Towards More Generalizable
One-shot Visual Imitation Learning

Zhao Mandi*, Fangchen Liu*, Kimin Lee, Pieter Abbeel
University of California, Berkeley

Paper | Code

Abstract

We extend one-shot imitation learning to an ambitious multi-task setup, and support this formulation by a vision-based robotic manipulation benchmark, consisting of 7 tasks, a total of 61 variations, and a continuum of instances within each variation. We investigate multi-task training followed by one-shot imitation evaluated (i) on variations within the training tasks, (ii) on unseen tasks, and (iii) after fine-tuning on unseen tasks.

We propose to tackle challenges in multi-task one-shot imitation by improving network architecture and self-supervised representation learning. Our method, namely MOSAIC, outperforms prior state of the art in learning efficiency, final performance, and is able to learns a multi-task policy with promising generalization ability via fine-tuning.

Nut Assembly

Pick & Place

Stack Block

Basketball

Door

Press Button

Drawer


  • We illustrate the input images to our model as it performs 1 variation from each of the 7 task environments in our benchmark.

One-shot Visual Imitation Learning

A general-purpose robot should be able to master a wide range of tasks and quickly learn a novel one by leveraging past experiences. One-shot imitation learning is one approach towards this goal: an agent is trained with pairs of expert demonstrations, such that at test time, it can directly execute a new task from just one demonstration.

See left for an illustrative example of one-shot imitation learning on 2 variations of the Nut Assembly task.

  • Top row: Demonstration videos for each variation. No other context information (e.g. task IDs) is provided.

  • Bottom row: An agent must "watch" the demonstration to infer which variation it should perform.

variation#1

variation#2

However, prior works tend to assume a very strong similarity between train and test. An agent is trained on many variations of just one task, to then be evaluated on unseen but similar variations of the same task. In our multi-task setup, an agent is trained on many tasks and many variations, and tested not only on all of the trained tasks, but additionally novel tasks that are excluded from training.

Benchmark

Full illustration of our robot manipulation benchmark of 7 tasks and a total of 61 semantically distinct variations. For each variation, we also add randomization to create more varied instances, such as different initial object positions.

Method

We propose MOSAIC (Multi-task One-Shot Imitation with self-Attention and Contrastive learning), which integrates (i) a self-attention model architecture and (ii) a temporal contrastive module to enable better task disambiguation and more robust representation learning.

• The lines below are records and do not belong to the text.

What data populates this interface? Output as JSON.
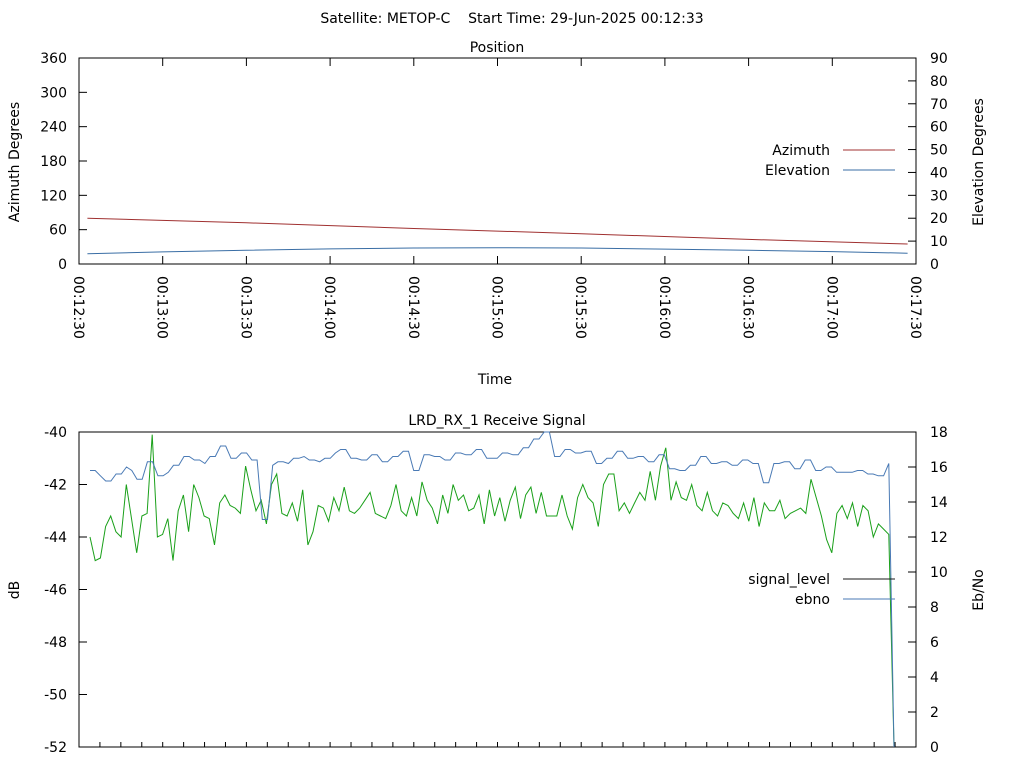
{
  "header": {
    "title": "Satellite: METOP-C    Start Time: 29-Jun-2025 00:12:33"
  },
  "colors": {
    "azimuth": "#a03030",
    "elevation": "#3a6ea5",
    "signal_level": "#1a1a1a",
    "ebno": "#4a7ab5",
    "signal_trace": "#1aa01a"
  },
  "chart_data": [
    {
      "type": "line",
      "title": "Position",
      "xlabel": "Time",
      "ylabel": "Azimuth Degrees",
      "y2label": "Elevation Degrees",
      "xlim": [
        "00:12:30",
        "00:17:30"
      ],
      "ylim": [
        0,
        360
      ],
      "y2lim": [
        0,
        90
      ],
      "x_ticks": [
        "00:12:30",
        "00:13:00",
        "00:13:30",
        "00:14:00",
        "00:14:30",
        "00:15:00",
        "00:15:30",
        "00:16:00",
        "00:16:30",
        "00:17:00",
        "00:17:30"
      ],
      "y_ticks": [
        "0",
        "60",
        "120",
        "180",
        "240",
        "300",
        "360"
      ],
      "y2_ticks": [
        "0",
        "10",
        "20",
        "30",
        "40",
        "50",
        "60",
        "70",
        "80",
        "90"
      ],
      "legend_position": "right",
      "series": [
        {
          "name": "Azimuth",
          "axis": "y",
          "x": [
            "00:12:33",
            "00:13:30",
            "00:14:30",
            "00:15:30",
            "00:16:30",
            "00:17:27"
          ],
          "values": [
            80,
            72,
            62,
            53,
            43,
            35
          ]
        },
        {
          "name": "Elevation",
          "axis": "y2",
          "x": [
            "00:12:33",
            "00:13:00",
            "00:13:30",
            "00:14:00",
            "00:14:30",
            "00:15:00",
            "00:15:30",
            "00:16:00",
            "00:16:30",
            "00:17:00",
            "00:17:27"
          ],
          "values": [
            4.5,
            5.3,
            6.0,
            6.6,
            7.0,
            7.1,
            7.0,
            6.5,
            6.0,
            5.4,
            4.7
          ]
        }
      ]
    },
    {
      "type": "line",
      "title": "LRD_RX_1 Receive Signal",
      "ylabel": "dB",
      "y2label": "Eb/No",
      "ylim": [
        -52,
        -40
      ],
      "y2lim": [
        0,
        18
      ],
      "y_ticks": [
        "-40",
        "-42",
        "-44",
        "-46",
        "-48",
        "-50",
        "-52"
      ],
      "y2_ticks": [
        "0",
        "2",
        "4",
        "6",
        "8",
        "10",
        "12",
        "14",
        "16",
        "18"
      ],
      "legend_position": "right",
      "series": [
        {
          "name": "signal_level",
          "axis": "y",
          "values": [
            -44.0,
            -44.9,
            -44.8,
            -43.6,
            -43.2,
            -43.8,
            -44.0,
            -42.0,
            -43.3,
            -44.6,
            -43.2,
            -43.1,
            -40.1,
            -44.0,
            -43.9,
            -43.3,
            -44.9,
            -43.0,
            -42.4,
            -43.8,
            -42.0,
            -42.5,
            -43.2,
            -43.3,
            -44.3,
            -42.7,
            -42.4,
            -42.8,
            -42.9,
            -43.1,
            -41.3,
            -42.2,
            -43.0,
            -42.6,
            -43.5,
            -42.0,
            -41.6,
            -43.1,
            -43.2,
            -42.7,
            -43.4,
            -42.2,
            -44.3,
            -43.8,
            -42.8,
            -42.9,
            -43.4,
            -42.5,
            -43.0,
            -42.1,
            -43.0,
            -43.1,
            -42.9,
            -42.6,
            -42.3,
            -43.1,
            -43.2,
            -43.3,
            -42.8,
            -42.0,
            -43.0,
            -43.2,
            -42.5,
            -43.2,
            -41.9,
            -42.6,
            -42.9,
            -43.5,
            -42.4,
            -43.1,
            -42.0,
            -42.6,
            -42.4,
            -43.0,
            -42.9,
            -42.4,
            -43.5,
            -42.2,
            -43.2,
            -42.5,
            -43.4,
            -42.6,
            -42.1,
            -43.3,
            -42.4,
            -42.1,
            -43.1,
            -42.3,
            -43.2,
            -43.2,
            -43.2,
            -42.4,
            -43.2,
            -43.7,
            -42.5,
            -42.0,
            -42.5,
            -42.7,
            -43.6,
            -42.0,
            -41.6,
            -41.6,
            -43.0,
            -42.7,
            -43.1,
            -42.7,
            -42.3,
            -42.6,
            -41.5,
            -42.6,
            -41.3,
            -40.6,
            -42.6,
            -41.9,
            -42.5,
            -42.6,
            -42.0,
            -42.8,
            -43.0,
            -42.3,
            -43.0,
            -43.2,
            -42.7,
            -42.8,
            -43.1,
            -43.3,
            -42.7,
            -43.4,
            -42.5,
            -43.6,
            -42.7,
            -43.0,
            -43.0,
            -42.6,
            -43.3,
            -43.1,
            -43.0,
            -42.9,
            -43.1,
            -41.8,
            -42.5,
            -43.2,
            -44.1,
            -44.6,
            -43.1,
            -42.8,
            -43.3,
            -42.7,
            -43.6,
            -42.8,
            -43.0,
            -44.0,
            -43.5,
            -43.7,
            -43.9,
            -52.0
          ]
        },
        {
          "name": "ebno",
          "axis": "y2",
          "values": [
            15.8,
            15.8,
            15.5,
            15.2,
            15.2,
            15.6,
            15.6,
            16.0,
            15.8,
            15.3,
            15.3,
            16.3,
            16.3,
            15.5,
            15.5,
            15.7,
            16.1,
            16.1,
            16.6,
            16.6,
            16.4,
            16.4,
            16.2,
            16.6,
            16.6,
            17.2,
            17.2,
            16.5,
            16.5,
            16.8,
            16.8,
            16.4,
            16.4,
            13.0,
            13.0,
            16.1,
            16.3,
            16.3,
            16.2,
            16.5,
            16.5,
            16.6,
            16.4,
            16.4,
            16.3,
            16.5,
            16.5,
            16.8,
            17.0,
            17.0,
            16.5,
            16.5,
            16.4,
            16.4,
            16.7,
            16.7,
            16.3,
            16.3,
            16.6,
            16.6,
            16.9,
            16.9,
            15.8,
            15.8,
            16.7,
            16.7,
            16.6,
            16.6,
            16.4,
            16.4,
            16.8,
            16.8,
            16.7,
            16.7,
            17.0,
            17.0,
            16.5,
            16.5,
            16.5,
            16.8,
            16.8,
            16.7,
            16.7,
            17.1,
            17.1,
            17.6,
            17.6,
            18.0,
            18.0,
            16.6,
            16.6,
            17.0,
            17.0,
            16.8,
            16.8,
            16.9,
            16.9,
            16.2,
            16.2,
            16.5,
            16.5,
            16.9,
            16.9,
            16.5,
            16.5,
            16.6,
            16.6,
            16.3,
            16.3,
            16.7,
            16.7,
            15.9,
            15.9,
            15.8,
            15.8,
            16.1,
            16.1,
            16.6,
            16.6,
            16.2,
            16.2,
            16.3,
            16.3,
            16.1,
            16.1,
            16.4,
            16.4,
            16.2,
            16.2,
            15.1,
            15.1,
            16.2,
            16.2,
            16.3,
            16.3,
            15.9,
            15.9,
            16.4,
            16.4,
            15.8,
            15.8,
            16.0,
            16.0,
            15.7,
            15.7,
            15.7,
            15.7,
            15.8,
            15.8,
            15.6,
            15.6,
            15.5,
            15.5,
            16.2,
            0.0
          ]
        }
      ]
    }
  ]
}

Illustration of our network architecture. The policy network takes in a stack of demonstration video frames and current state observation images, and predicts the expert action at each time-step.

Illustration of our contrastive module. A temporal contrastive loss is applied in auxiliary with the policy's behavior cloning loss.

Experiments

Single and Multi-task One-shot Imitation Evaluated on Seen Tasks


We evaluate test-time one-shot imitation performance on both single-task and multi-task setup.

For each task, 1) each entry of the row named "single" reports results of a single-task model that was trained and tested on the same task; 2) the row named "multi" reports results from one multi-task model that was trained on all 7 tasks in the benchmark and tested on each task separately.

Multi-task One-shot Imitation on Novel Tasks


We compare fine-tuning multi-task models on their corresponding held-out novel task versus training a single-novel-task model from scratch.

We take the same amount of expert data used in single- and multi-task experiments in the previous section and mark them as the full "100% data", then repeat the fine-tuning and training-from-scratch experiments with 25%, 50% and 75% of the full data.

As the results indicate, fine-tuning multi-task model on a completely novel task learns faster than training-from-scratch, sometimes converging to a higher final performance, and requiring fewer amount of expert data.